Fully back from its period of exile as a relic of the Dixieland-Swing era, the clarinet is now consistently accepted in improvised music as an equal to the saxophone. Yet even in the most advanced surroundings differing opinions as to how best utilize the single reed exist. This fissure can be especially broad when the clarinet is nakedly utilized as a solo instrument, as these CDs demonstrate.
Even in these rarified surroundings, Zürich-based Markus Eichenberger demonstrates that the clarinet’s timbres still connect, however tenuously, to the song form during his set of inter-related intermezzos. On the other hand, French experimenter Xavier Charles from Brabant sur Meuse, is as adamant in his limitation of the clarinet’s definition as a sound source rather than a melody-pusher. Using a collection of all-embracing glissandi, broken and fractured resonances and episodes of concentrated circular breathing, the improvisatory qualities of the A clarinet supersede its regular sonic qualities.
This position is customary for Charles, most usually found in the company of other uncompromising sound explorers including trumpeter Axel Dörner and saxophonist John Butcher or percussionist Ingar Zach and guitarist Ivar Grydeland. A teacher of improvisation and composer as well as a soloist, Eichenberger’s playing experience encompasses situations with improvisers such as saxophonist Dirk Marwedel, violist Charlotte Hug and tubaist Carl-Ludwig Hübsch.
Concisely Halbzeit’s nine half-time variants are paced and unstressed showpieces, which aren’t afraid to expose links to contemporary or earlier notated music, plus Pop and Jazz standards. If the locus of his improvising has to be situated, it, with an atonal overlay, is still part of the Tony Scott-Buddy DeFranco continuum which adopted the clarinet to Modern Jazz. That means among pitch-sliding sequences, underlying tongue extensions, plus staccato and abrasive poramento lines, there’s still space for languid and bel canto tessitura when he creates. Secondly, his playing is so animated that Halbzeit isn’t adverse to make his tradition-extending links apparent. At one instant his reed honking accelerates into a chorus of Albert Ayler’s “Ghosts”; at another juncture he uses key percussion and tongue slaps to mark the transition into a variant of “Willow Weep for Me”.
Not that Halbzeit is an exercise in “name that tune”. Nevertheless Eichenberger’s reed dexterity is such that he can almost effortlessly alternate formalist hovering trills with forceful tone vibrations. He’s also capable of sounding parallel harmonies which at one point refer to roomy contralto variations and can just as quickly turn to flat-line oscillated air or bubbling snorts and growls.

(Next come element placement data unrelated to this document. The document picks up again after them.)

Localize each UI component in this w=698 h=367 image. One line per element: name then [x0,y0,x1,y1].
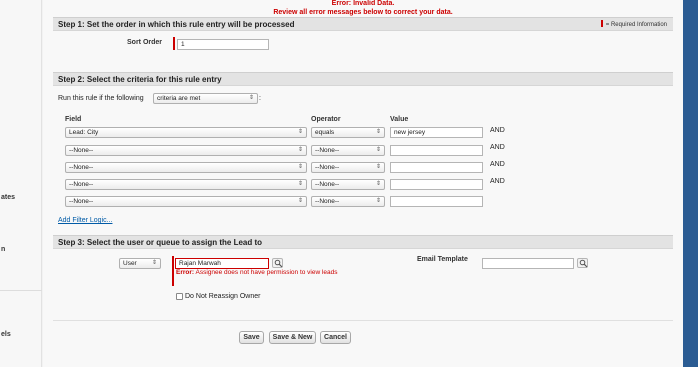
lookup-icon[interactable] [577,258,588,268]
required-indicator [172,256,174,286]
assignee-input[interactable]: Rajan Marwah [175,258,269,269]
rule-entry-form: Error: Invalid Data. Review all error me… [43,0,683,367]
criteria-select-value: criteria are met [157,95,201,102]
column-field: Field [65,116,82,123]
field-select-value: --None-- [69,198,94,205]
operator-select-value: equals [315,129,335,136]
magnifier-lookup-icon [579,259,588,268]
step1-title: Step 1: Set the order in which this rule… [58,20,295,29]
sort-order-label: Sort Order [127,39,163,46]
field-select-value: Lead: City [69,129,99,136]
value-input[interactable] [390,179,483,190]
operator-select[interactable]: --None-- ⇕ [311,162,385,173]
run-rule-suffix: : [259,95,261,102]
operator-select-value: --None-- [315,147,340,154]
and-connector: AND [490,144,505,151]
magnifier-lookup-icon [274,259,283,268]
updown-arrows-icon: ⇕ [297,181,303,187]
updown-arrows-icon: ⇕ [297,198,303,204]
email-template-label: Email Template [417,256,468,263]
button-divider [53,320,673,321]
updown-arrows-icon: ⇕ [297,164,303,170]
step3-title: Step 3: Select the user or queue to assi… [58,238,263,247]
field-select[interactable]: --None-- ⇕ [65,162,307,173]
operator-select-value: --None-- [315,198,340,205]
updown-arrows-icon: ⇕ [248,95,254,101]
sidebar-fragment[interactable]: els [1,331,11,338]
and-connector: AND [490,161,505,168]
updown-arrows-icon: ⇕ [375,198,381,204]
operator-select[interactable]: --None-- ⇕ [311,196,385,207]
column-operator: Operator [311,116,341,123]
and-connector: AND [490,178,505,185]
criteria-select[interactable]: criteria are met ⇕ [153,93,258,104]
required-marker [600,20,603,27]
step1-header: Step 1: Set the order in which this rule… [53,17,673,31]
sidebar-fragment[interactable]: ates [1,194,15,201]
field-select[interactable]: --None-- ⇕ [65,145,307,156]
run-rule-prefix: Run this rule if the following [58,95,144,102]
operator-select-value: --None-- [315,164,340,171]
save-new-button[interactable]: Save & New [269,331,316,344]
value-input[interactable]: new jersey [390,127,483,138]
updown-arrows-icon: ⇕ [297,129,303,135]
assignee-error-label: Error: [176,269,195,276]
sidebar-divider [0,290,42,291]
required-indicator [173,37,175,50]
and-connector: AND [490,127,505,134]
updown-arrows-icon: ⇕ [151,260,157,266]
step2-title: Step 2: Select the criteria for this rul… [58,75,222,84]
field-select-value: --None-- [69,164,94,171]
operator-select[interactable]: --None-- ⇕ [311,145,385,156]
window-edge [683,0,698,367]
sidebar-fragment[interactable]: n [1,246,5,253]
email-template-input[interactable] [482,258,574,269]
do-not-reassign-label: Do Not Reassign Owner [185,293,261,300]
updown-arrows-icon: ⇕ [375,147,381,153]
step2-header: Step 2: Select the criteria for this rul… [53,72,673,86]
left-sidebar: ates n els [0,0,42,367]
cancel-button[interactable]: Cancel [320,331,351,344]
operator-select-value: --None-- [315,181,340,188]
field-select[interactable]: --None-- ⇕ [65,179,307,190]
assignee-type-value: User [123,260,137,267]
error-message: Review all error messages below to corre… [273,9,453,16]
field-select[interactable]: Lead: City ⇕ [65,127,307,138]
sort-order-input[interactable]: 1 [177,39,269,50]
operator-select[interactable]: equals ⇕ [311,127,385,138]
do-not-reassign-checkbox[interactable] [176,293,183,300]
required-legend: = Required Information [600,20,667,28]
save-button[interactable]: Save [239,331,264,344]
add-filter-logic-link[interactable]: Add Filter Logic... [58,217,112,224]
assignee-error-message: Assignee does not have permission to vie… [195,269,338,276]
updown-arrows-icon: ⇕ [375,181,381,187]
value-input[interactable] [390,196,483,207]
assignee-type-select[interactable]: User ⇕ [119,258,161,269]
lookup-icon[interactable] [272,258,283,268]
required-note: = Required Information [605,22,667,28]
updown-arrows-icon: ⇕ [375,129,381,135]
value-input[interactable] [390,145,483,156]
error-title: Error: Invalid Data. [331,0,395,7]
field-select-value: --None-- [69,181,94,188]
updown-arrows-icon: ⇕ [297,147,303,153]
step3-header: Step 3: Select the user or queue to assi… [53,235,673,249]
assignee-error: Error: Assignee does not have permission… [176,269,346,277]
updown-arrows-icon: ⇕ [375,164,381,170]
field-select[interactable]: --None-- ⇕ [65,196,307,207]
operator-select[interactable]: --None-- ⇕ [311,179,385,190]
column-value: Value [390,116,409,123]
value-input[interactable] [390,162,483,173]
field-select-value: --None-- [69,147,94,154]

Throughout he has no problem showcasing simple lyricism. Yet as point of comparison, one track finds him involved with swift nostril breaths and extended lip trilling, while “Part Five” is based around fortissimo tongue flutters, quivering air stops and throat singing harmonized with equivalent reed timbres.

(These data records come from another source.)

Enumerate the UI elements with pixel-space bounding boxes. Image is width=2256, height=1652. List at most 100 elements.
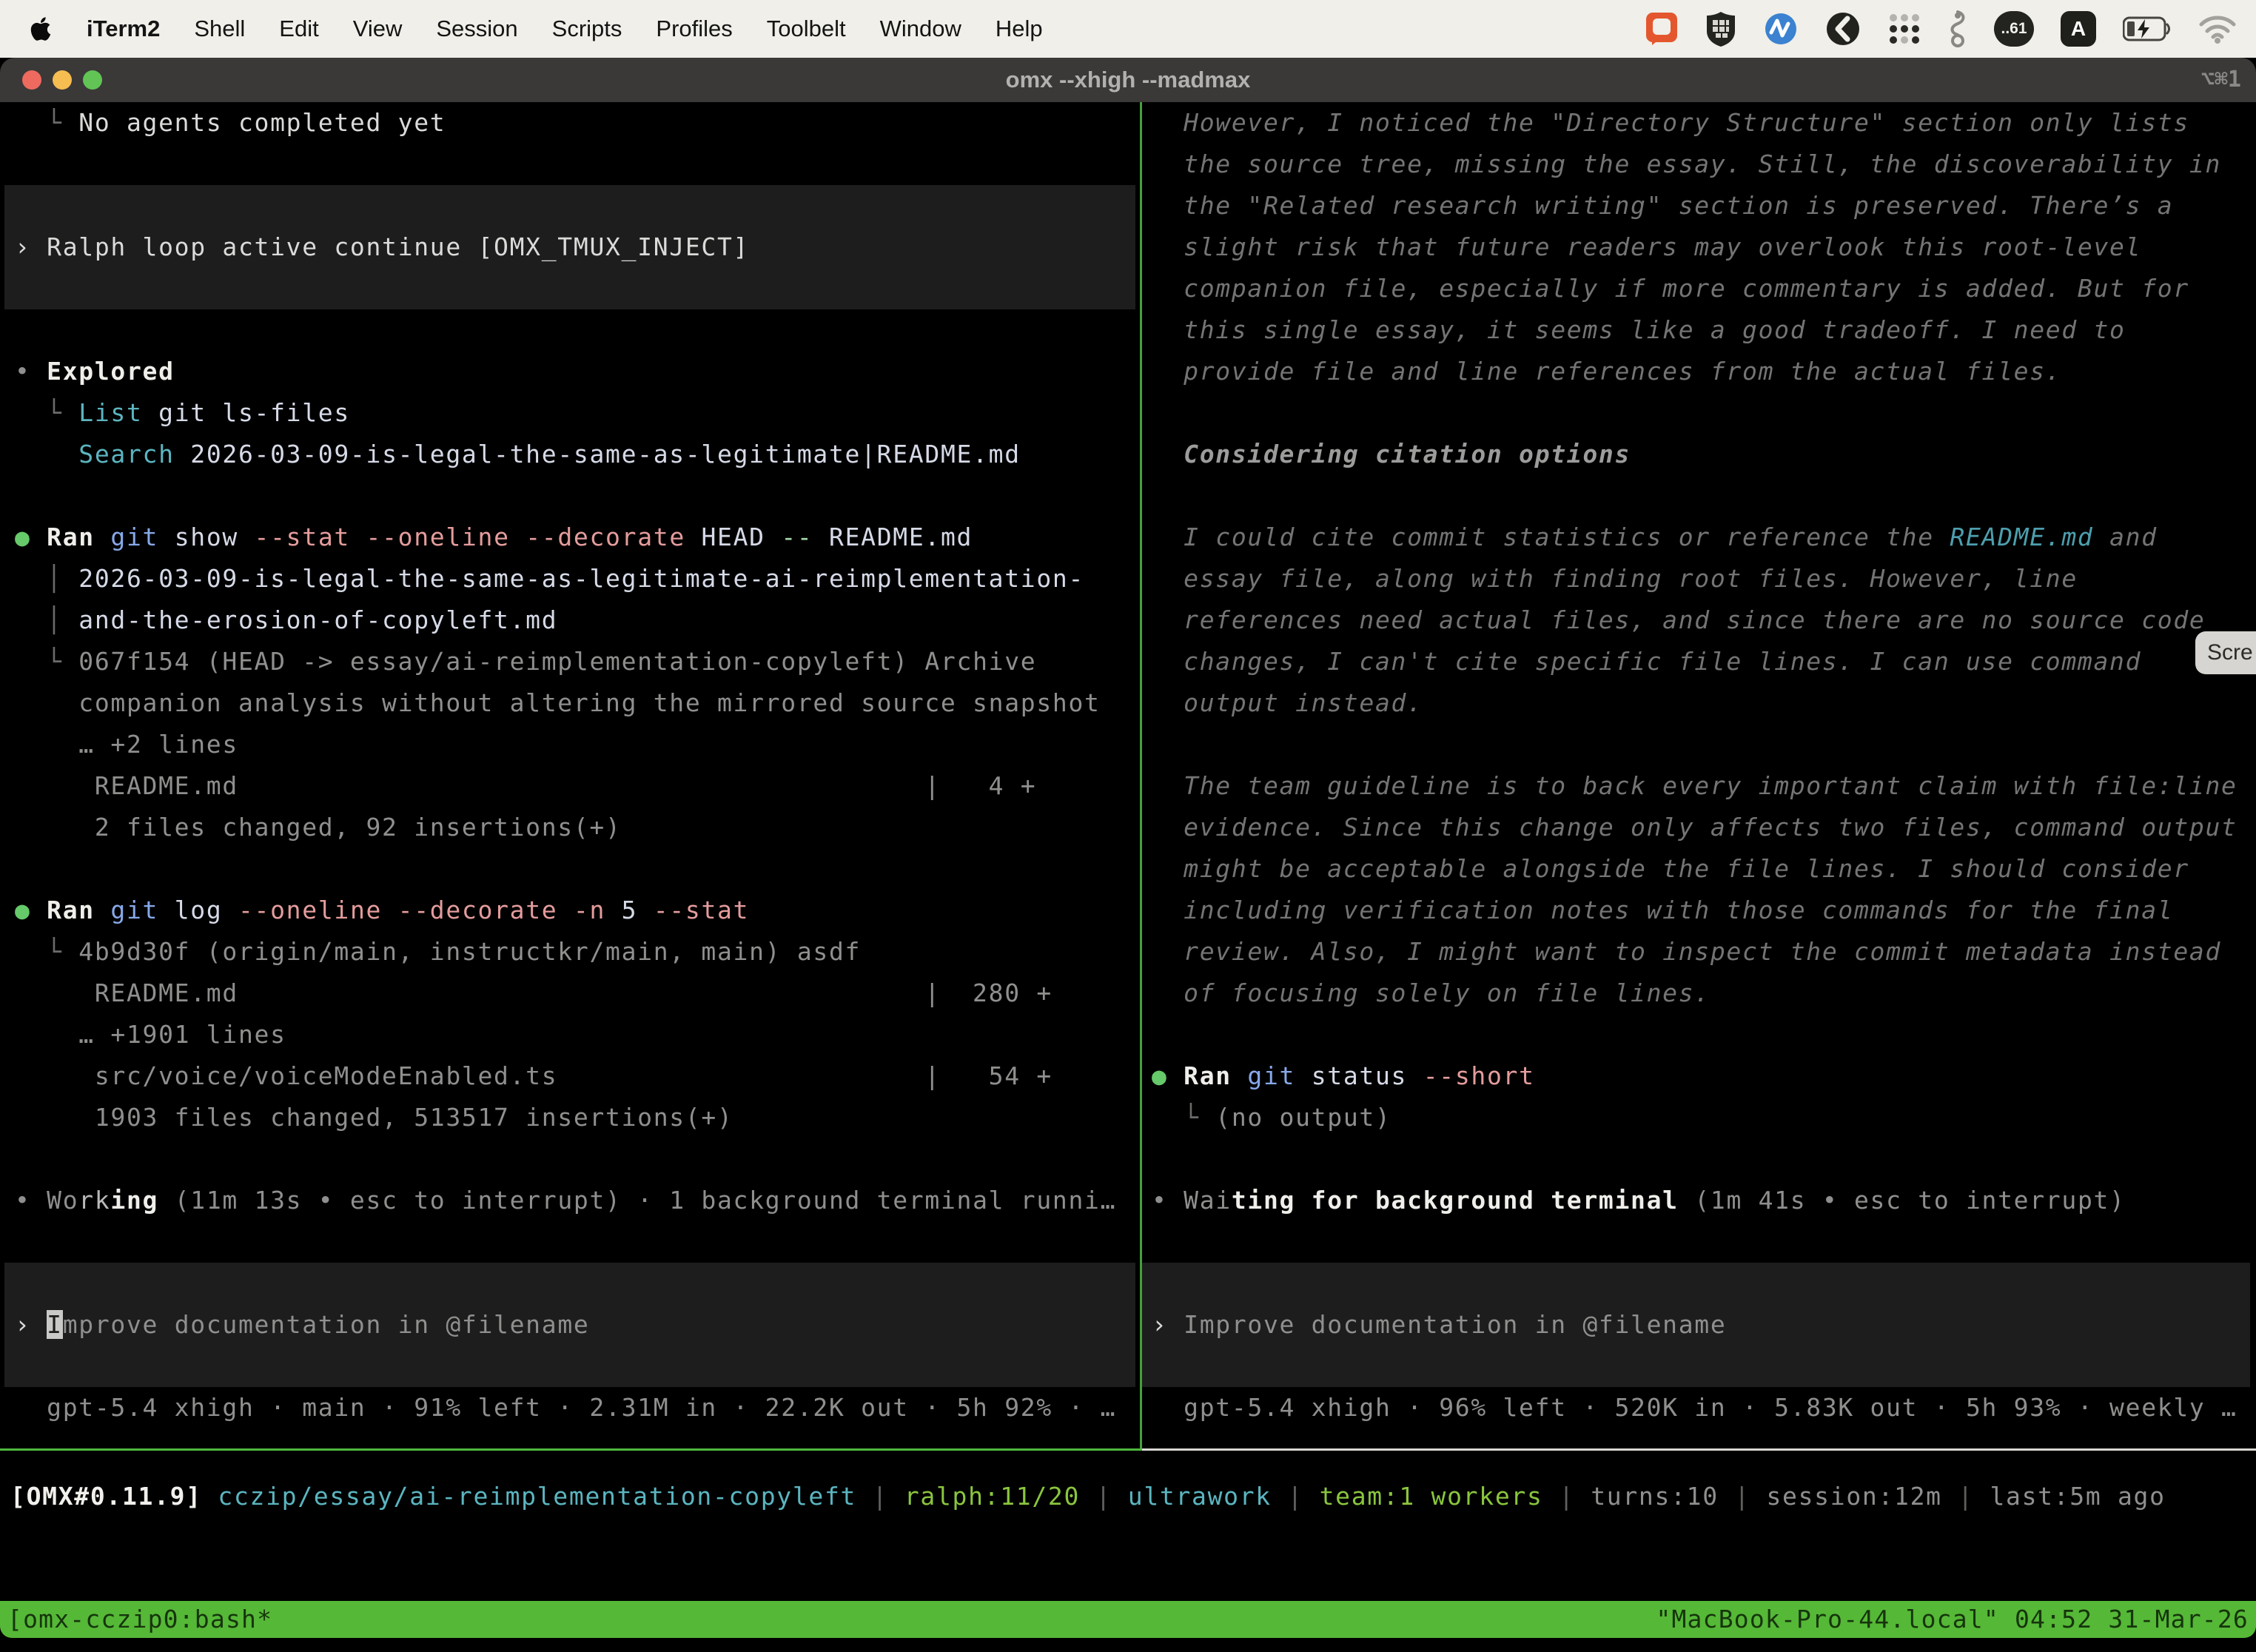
notification-sliver[interactable]: Scre xyxy=(2195,631,2256,674)
omx-status-segment: | xyxy=(1719,1482,1767,1511)
terminal-line: src/voice/voiceModeEnabled.ts | 54 + xyxy=(15,1055,1140,1097)
terminal-line: └ No agents completed yet xyxy=(15,102,1140,144)
text-segment: Wo xyxy=(47,1186,78,1215)
tmux-pane-left[interactable]: └ No agents completed yet › Ralph loop ac… xyxy=(0,102,1140,1448)
terminal-line: companion file, especially if more comme… xyxy=(1152,268,2256,309)
terminal-line: review. Also, I might want to inspect th… xyxy=(1152,931,2256,973)
terminal-line: … +2 lines xyxy=(15,724,1140,765)
terminal-line xyxy=(1152,392,2256,434)
text-segment: this single essay, it seems like a good … xyxy=(1152,315,2126,344)
gauge-badge[interactable]: ..61 xyxy=(1994,11,2034,47)
terminal-line: │ 2026-03-09-is-legal-the-same-as-legiti… xyxy=(15,558,1140,600)
terminal-line: I could cite commit statistics or refere… xyxy=(1152,517,2256,558)
terminal-line: › Ralph loop active continue [OMX_TMUX_I… xyxy=(15,226,749,268)
menu-item-window[interactable]: Window xyxy=(863,16,978,41)
terminal-line: • Waiting for background terminal (1m 41… xyxy=(1152,1180,2256,1221)
menu-item-edit[interactable]: Edit xyxy=(262,16,335,41)
menu-item-help[interactable]: Help xyxy=(978,16,1060,41)
text-segment: the source tree, missing the essay. Stil… xyxy=(1152,150,2221,178)
text-segment: of focusing solely on file lines. xyxy=(1152,978,1711,1007)
menu-item-view[interactable]: View xyxy=(336,16,420,41)
text-segment xyxy=(15,440,78,469)
tmux-pane-right[interactable]: However, I noticed the "Directory Struct… xyxy=(1142,102,2256,1448)
omx-status-segment: [OMX#0.11.9] xyxy=(10,1482,202,1511)
blue-pulse-icon[interactable] xyxy=(1763,11,1799,47)
wifi-icon[interactable] xyxy=(2198,14,2237,44)
text-segment: --oneline xyxy=(366,523,526,551)
terminal-line: output instead. xyxy=(1152,682,2256,724)
terminal-line: README.md | 280 + xyxy=(15,973,1140,1014)
prompt-input-left[interactable]: › Improve documentation in @filename xyxy=(4,1263,1135,1387)
text-segment: -n xyxy=(574,896,622,924)
terminal-line: references need actual files, and since … xyxy=(1152,600,2256,641)
menu-item-iterm2[interactable]: iTerm2 xyxy=(70,16,177,41)
terminal-line: Considering citation options xyxy=(1152,434,2256,475)
text-segment: show xyxy=(175,523,255,551)
text-segment: the "Related research writing" section i… xyxy=(1152,191,2173,220)
apple-menu-icon[interactable] xyxy=(30,16,52,42)
terminal-line: gpt-5.4 xhigh · 96% left · 520K in · 5.8… xyxy=(1152,1387,2256,1428)
omx-status-segment: | xyxy=(1272,1482,1320,1511)
menu-item-scripts[interactable]: Scripts xyxy=(535,16,639,41)
terminal-line xyxy=(1152,1221,2256,1263)
text-segment: │ xyxy=(15,605,78,634)
assistant-badge[interactable]: A xyxy=(2061,11,2096,47)
text-segment: ● xyxy=(1152,1061,1184,1090)
terminal-line: gpt-5.4 xhigh · main · 91% left · 2.31M … xyxy=(15,1387,1140,1428)
text-segment: └ xyxy=(15,108,78,137)
text-segment: README.md xyxy=(1950,523,2093,551)
text-segment: List xyxy=(78,398,158,427)
prompt-input-right[interactable]: › Improve documentation in @filename xyxy=(1142,1263,2250,1387)
text-segment: -- xyxy=(781,523,829,551)
omx-status-segment: | xyxy=(1942,1482,1990,1511)
text-segment: (no output) xyxy=(1215,1103,1391,1132)
terminal-line: the source tree, missing the essay. Stil… xyxy=(1152,144,2256,185)
terminal-line xyxy=(1152,475,2256,517)
omx-status-segment xyxy=(202,1482,218,1511)
text-segment: Ran xyxy=(47,896,110,924)
terminal-line: └ (no output) xyxy=(1152,1097,2256,1138)
text-segment: companion file, especially if more comme… xyxy=(1152,274,2189,303)
terminal-line: the "Related research writing" section i… xyxy=(1152,185,2256,226)
menu-item-shell[interactable]: Shell xyxy=(177,16,262,41)
terminal-line: └ 067f154 (HEAD -> essay/ai-reimplementa… xyxy=(15,641,1140,682)
text-segment: … +2 lines xyxy=(15,730,238,759)
menu-item-session[interactable]: Session xyxy=(419,16,534,41)
omx-status-segment: | xyxy=(1543,1482,1591,1511)
text-segment: output instead. xyxy=(1152,688,1423,717)
text-segment: 4b9d30f (origin/main, instructkr/main, m… xyxy=(78,937,861,966)
text-segment: └ xyxy=(15,647,78,676)
menu-item-toolbelt[interactable]: Toolbelt xyxy=(750,16,863,41)
terminal-line: └ List git ls-files xyxy=(15,392,1140,434)
text-segment: However, I noticed the "Directory Struct… xyxy=(1152,108,2189,137)
text-segment: rk xyxy=(78,1186,110,1215)
text-segment: • xyxy=(15,1186,47,1215)
menu-item-profiles[interactable]: Profiles xyxy=(639,16,749,41)
battery-icon[interactable] xyxy=(2123,16,2172,41)
menu-bar-status-area: ..61 A xyxy=(1645,10,2237,48)
inactive-pane-border xyxy=(1142,1448,2256,1451)
iterm2-window: omx --xhigh --madmax ⌥⌘1 └ No agents com… xyxy=(0,58,2256,1638)
dark-chevron-icon[interactable] xyxy=(1825,11,1861,47)
dots-grid-icon[interactable] xyxy=(1887,12,1921,46)
window-title-bar[interactable]: omx --xhigh --madmax ⌥⌘1 xyxy=(0,58,2256,102)
terminal-line xyxy=(15,475,1140,517)
text-segment: 2026-03-09-is-legal-the-same-as-legitima… xyxy=(190,440,1021,469)
omx-status-segment: | xyxy=(856,1482,904,1511)
text-segment: No agents completed yet xyxy=(78,108,446,137)
squiggle-icon[interactable] xyxy=(1948,10,1967,48)
text-segment: ting for background terminal xyxy=(1232,1186,1679,1215)
shield-grid-icon[interactable] xyxy=(1705,10,1736,47)
text-segment: › xyxy=(1152,1310,1184,1339)
text-segment: • xyxy=(1152,1186,1184,1215)
chat-app-icon[interactable] xyxy=(1645,11,1679,47)
text-segment: Considering citation options xyxy=(1152,440,1631,469)
text-segment: Wai xyxy=(1184,1186,1232,1215)
text-cursor: I xyxy=(47,1310,63,1339)
tmux-session-label[interactable]: [omx-cczip0:bash* xyxy=(7,1601,272,1638)
notification-text: Scre xyxy=(2207,640,2253,665)
text-segment: Ralph loop active continue [OMX_TMUX_INJ… xyxy=(47,232,749,261)
text-segment: 067f154 (HEAD -> essay/ai-reimplementati… xyxy=(78,647,1036,676)
omx-status-segment: ralph:11/20 xyxy=(904,1482,1080,1511)
terminal-line: 2 files changed, 92 insertions(+) xyxy=(15,807,1140,848)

That final extension is merely one of the extended reed techniques Charles takes as his raison d’etre. He also eschews any hint of the lyrical to concentrate on layered multiphonics, glottal punctuation, bitten-off reed spills and barely there in-and-out respiration. Along the way his reed and body tube catalog includes solipsistic mouthpiece bites, suction air leaks, bathtub-draining textures and prolonged low-pitched sighs. At one climatic point strained circular breathing reaches a crescendo of rubberized squeaks and split tones only to pause for a few measures and then swell into exaggerated, multiphonics.

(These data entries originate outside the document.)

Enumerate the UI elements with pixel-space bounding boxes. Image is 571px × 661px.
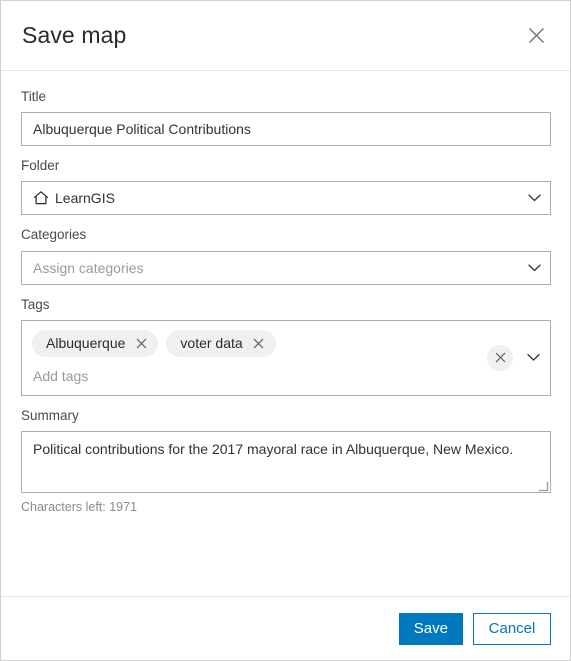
- tags-input[interactable]: [32, 363, 480, 388]
- title-label: Title: [21, 89, 47, 104]
- page-title: Save map: [22, 22, 127, 48]
- dialog-footer: Save Cancel: [1, 596, 570, 660]
- save-map-dialog: Save map Title Folder LearnGIS: [0, 0, 571, 661]
- chevron-down-icon: [528, 194, 541, 203]
- save-button[interactable]: Save: [398, 612, 463, 645]
- close-icon[interactable]: [522, 22, 550, 50]
- folder-select[interactable]: LearnGIS: [21, 181, 551, 216]
- tags-field-group: Tags Albuquerque voter data: [21, 297, 551, 396]
- clear-all-tags-icon[interactable]: [487, 344, 513, 371]
- chevron-down-icon[interactable]: [525, 350, 541, 366]
- tags-actions: [487, 344, 541, 371]
- summary-label: Summary: [21, 407, 79, 423]
- tag-chip: voter data: [166, 329, 276, 357]
- tag-chip-label: voter data: [180, 335, 243, 352]
- close-icon[interactable]: [252, 336, 266, 350]
- summary-wrapper: [21, 430, 551, 493]
- dialog-header: Save map: [1, 1, 570, 71]
- title-field-group: Title: [21, 89, 551, 147]
- home-icon: [33, 190, 49, 206]
- chevron-down-icon: [528, 263, 541, 272]
- categories-label: Categories: [21, 227, 87, 243]
- dialog-body: Title Folder LearnGIS: [1, 71, 570, 596]
- close-icon[interactable]: [134, 336, 148, 350]
- summary-textarea[interactable]: [21, 430, 551, 493]
- folder-label: Folder: [21, 158, 60, 174]
- summary-field-group: Summary Characters left: 1971: [21, 408, 551, 515]
- characters-left-text: Characters left: 1971: [21, 499, 138, 514]
- folder-field-group: Folder LearnGIS: [21, 158, 551, 216]
- categories-field-group: Categories Assign categories: [21, 227, 551, 285]
- tags-label: Tags: [21, 296, 50, 312]
- cancel-button[interactable]: Cancel: [473, 612, 551, 645]
- categories-placeholder: Assign categories: [33, 259, 144, 276]
- tags-input-container[interactable]: Albuquerque voter data: [21, 319, 551, 396]
- categories-select[interactable]: Assign categories: [21, 250, 551, 285]
- tag-chip-list: Albuquerque voter data: [32, 329, 480, 357]
- folder-value: LearnGIS: [55, 190, 115, 207]
- tag-chip: Albuquerque: [32, 329, 159, 357]
- tag-chip-label: Albuquerque: [46, 335, 126, 352]
- title-input[interactable]: [21, 112, 551, 147]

Invisible’s almost three-dimensional tour-de-force is the more-than-23-minute “Jaune”. By the penultimate variant Charles is expelling so many timbres in such profusion that he appears to be replicating a soundtrack to a couple’s post-coital cries and murmurs. Initially the exposition consists of dry-ice like glissandi and spittle-incrusted abrasions forced through the body tube with intense pressure. Taking time to sequentially expose reverberating tongue slaps, flattement and deep-throat vibrato, his conclusion fluctuates between stylized burrowed growls and startlingly cut off final glissandi.
Looking for full-time sonic essays in the infinite boundaries of the modern clarinet? Look no further than Halbzeit and Invisible.